Vendere Alitalia alle Ferrovie è
comunque solo una minaccia. Silvio Berlusconi ha infatti fatto sapere che la
cordata non solo c’è, ma è cresciuta molto negli ultimi tempi, anche troppo:
“c’è una squadra di persone ben al di là del capitale necessario”. Anche il
calendario è già fissato: “vedremo adesso di fare la due diligence. Quando
avremo il piano industriale, questa compagine nuova, assistita da banche che
già ci sono, avanzerà delle proposte ai sindacati”.
L’idea che la compagnia di
bandiera torni in mani pubbliche non convince, però, gli alleati del Cavaliere.
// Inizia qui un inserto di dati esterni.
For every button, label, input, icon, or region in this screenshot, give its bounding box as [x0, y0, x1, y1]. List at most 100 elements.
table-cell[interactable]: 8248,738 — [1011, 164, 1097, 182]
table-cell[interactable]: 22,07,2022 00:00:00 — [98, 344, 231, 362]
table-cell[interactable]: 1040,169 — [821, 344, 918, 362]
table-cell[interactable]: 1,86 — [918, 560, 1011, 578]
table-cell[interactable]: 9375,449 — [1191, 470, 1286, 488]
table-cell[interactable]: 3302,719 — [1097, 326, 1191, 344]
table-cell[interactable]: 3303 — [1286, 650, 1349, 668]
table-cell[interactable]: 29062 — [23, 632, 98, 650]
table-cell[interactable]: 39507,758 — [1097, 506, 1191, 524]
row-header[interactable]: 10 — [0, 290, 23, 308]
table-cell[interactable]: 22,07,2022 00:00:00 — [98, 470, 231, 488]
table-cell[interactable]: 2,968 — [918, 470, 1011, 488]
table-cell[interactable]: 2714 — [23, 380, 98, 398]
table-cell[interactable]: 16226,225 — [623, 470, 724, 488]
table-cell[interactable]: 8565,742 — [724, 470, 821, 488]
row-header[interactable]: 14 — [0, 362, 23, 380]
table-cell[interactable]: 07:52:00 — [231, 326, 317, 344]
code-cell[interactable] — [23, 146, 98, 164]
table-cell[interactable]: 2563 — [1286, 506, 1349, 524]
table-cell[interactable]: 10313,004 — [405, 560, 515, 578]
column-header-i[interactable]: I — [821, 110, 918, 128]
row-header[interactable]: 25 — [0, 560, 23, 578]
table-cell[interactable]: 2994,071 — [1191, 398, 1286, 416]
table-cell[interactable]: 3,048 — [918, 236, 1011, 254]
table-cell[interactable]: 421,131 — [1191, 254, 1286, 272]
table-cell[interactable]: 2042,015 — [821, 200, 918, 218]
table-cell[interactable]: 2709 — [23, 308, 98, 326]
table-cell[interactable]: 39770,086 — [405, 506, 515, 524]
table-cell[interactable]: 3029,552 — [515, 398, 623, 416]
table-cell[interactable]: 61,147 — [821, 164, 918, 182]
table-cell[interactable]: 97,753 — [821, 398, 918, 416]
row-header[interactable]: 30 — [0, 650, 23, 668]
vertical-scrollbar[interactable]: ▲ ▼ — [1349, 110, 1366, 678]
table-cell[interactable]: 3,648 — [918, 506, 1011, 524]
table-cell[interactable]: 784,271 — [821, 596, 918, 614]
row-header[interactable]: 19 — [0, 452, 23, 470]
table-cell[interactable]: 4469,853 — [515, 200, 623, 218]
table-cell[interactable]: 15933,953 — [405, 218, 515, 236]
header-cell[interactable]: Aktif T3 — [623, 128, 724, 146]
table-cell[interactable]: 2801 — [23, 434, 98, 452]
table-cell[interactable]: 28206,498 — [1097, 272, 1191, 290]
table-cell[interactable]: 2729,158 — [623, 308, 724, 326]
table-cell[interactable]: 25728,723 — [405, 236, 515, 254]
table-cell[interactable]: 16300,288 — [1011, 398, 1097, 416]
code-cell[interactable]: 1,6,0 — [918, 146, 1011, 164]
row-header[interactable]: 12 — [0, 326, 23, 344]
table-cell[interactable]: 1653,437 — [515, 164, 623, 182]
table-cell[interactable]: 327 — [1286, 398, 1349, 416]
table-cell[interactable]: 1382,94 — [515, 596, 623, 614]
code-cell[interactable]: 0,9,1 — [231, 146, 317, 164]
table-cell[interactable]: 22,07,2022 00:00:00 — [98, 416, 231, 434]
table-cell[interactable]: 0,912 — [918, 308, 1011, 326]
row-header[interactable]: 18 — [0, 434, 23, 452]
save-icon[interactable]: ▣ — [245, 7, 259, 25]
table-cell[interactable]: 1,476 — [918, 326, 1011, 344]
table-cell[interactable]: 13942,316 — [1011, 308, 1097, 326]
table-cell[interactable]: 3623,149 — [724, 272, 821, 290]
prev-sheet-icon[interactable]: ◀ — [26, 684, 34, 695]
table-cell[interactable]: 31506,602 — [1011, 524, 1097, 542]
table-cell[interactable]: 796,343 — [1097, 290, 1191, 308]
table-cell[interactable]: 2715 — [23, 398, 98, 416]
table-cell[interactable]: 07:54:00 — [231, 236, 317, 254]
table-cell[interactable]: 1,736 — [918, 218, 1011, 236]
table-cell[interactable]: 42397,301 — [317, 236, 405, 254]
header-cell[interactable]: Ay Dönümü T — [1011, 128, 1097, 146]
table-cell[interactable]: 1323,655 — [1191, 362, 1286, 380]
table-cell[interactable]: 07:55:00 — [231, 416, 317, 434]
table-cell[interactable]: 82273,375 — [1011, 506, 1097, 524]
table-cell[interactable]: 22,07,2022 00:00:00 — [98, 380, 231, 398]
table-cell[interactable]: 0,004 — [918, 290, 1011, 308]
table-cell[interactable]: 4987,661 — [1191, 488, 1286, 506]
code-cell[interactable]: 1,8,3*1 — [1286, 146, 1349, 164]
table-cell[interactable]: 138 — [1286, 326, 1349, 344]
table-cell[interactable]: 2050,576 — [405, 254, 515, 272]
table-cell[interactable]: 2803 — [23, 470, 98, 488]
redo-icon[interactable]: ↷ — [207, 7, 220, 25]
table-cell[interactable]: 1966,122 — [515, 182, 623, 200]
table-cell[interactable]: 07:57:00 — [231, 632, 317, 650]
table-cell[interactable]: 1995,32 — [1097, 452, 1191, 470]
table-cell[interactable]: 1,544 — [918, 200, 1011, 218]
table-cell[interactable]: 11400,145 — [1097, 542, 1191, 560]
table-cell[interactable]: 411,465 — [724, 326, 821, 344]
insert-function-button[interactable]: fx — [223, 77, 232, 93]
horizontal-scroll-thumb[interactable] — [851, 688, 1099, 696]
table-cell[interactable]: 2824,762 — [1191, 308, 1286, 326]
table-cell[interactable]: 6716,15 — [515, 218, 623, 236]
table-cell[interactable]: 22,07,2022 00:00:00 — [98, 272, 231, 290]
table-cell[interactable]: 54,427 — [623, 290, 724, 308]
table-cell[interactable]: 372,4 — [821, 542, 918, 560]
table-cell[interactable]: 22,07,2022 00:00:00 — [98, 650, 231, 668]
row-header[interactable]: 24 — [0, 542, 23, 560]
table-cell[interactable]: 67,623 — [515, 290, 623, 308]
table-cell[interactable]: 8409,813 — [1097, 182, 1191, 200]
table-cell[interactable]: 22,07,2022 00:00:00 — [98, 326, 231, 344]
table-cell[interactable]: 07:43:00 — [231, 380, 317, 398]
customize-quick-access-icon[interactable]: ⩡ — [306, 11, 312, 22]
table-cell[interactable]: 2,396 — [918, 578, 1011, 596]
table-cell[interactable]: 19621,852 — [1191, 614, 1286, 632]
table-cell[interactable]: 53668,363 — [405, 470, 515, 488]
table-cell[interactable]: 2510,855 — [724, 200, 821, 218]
Umberto Bossi non ha nascosto un certa dose di scetticismo: “non credo che si
possa fare perché sarebbe una concentrazione di potere”. A frenare non è solo
il Carroccio, perché anche dal numero uno di An, Gianfranco Fini, è arrivato
uno stop: una gestione pubblica è possibile, ma “dopo un acquisto da parte di
privati. E la mia unica facile obiezione è che non si vede che interesse
potrebbe avere a comprare chi poi non gestisce”.
Più scontata la bocciatura da parte dell’opposizione: Walter Veltroni ha detto no all’ipotesi, perché farebbe somigliare l’Italia “alla Russia di Putin”. E poi “prevede che lo Stato si accolli un onere importante e si dovrebbe quindi – ha insistito - capire dove prendere le risorse”.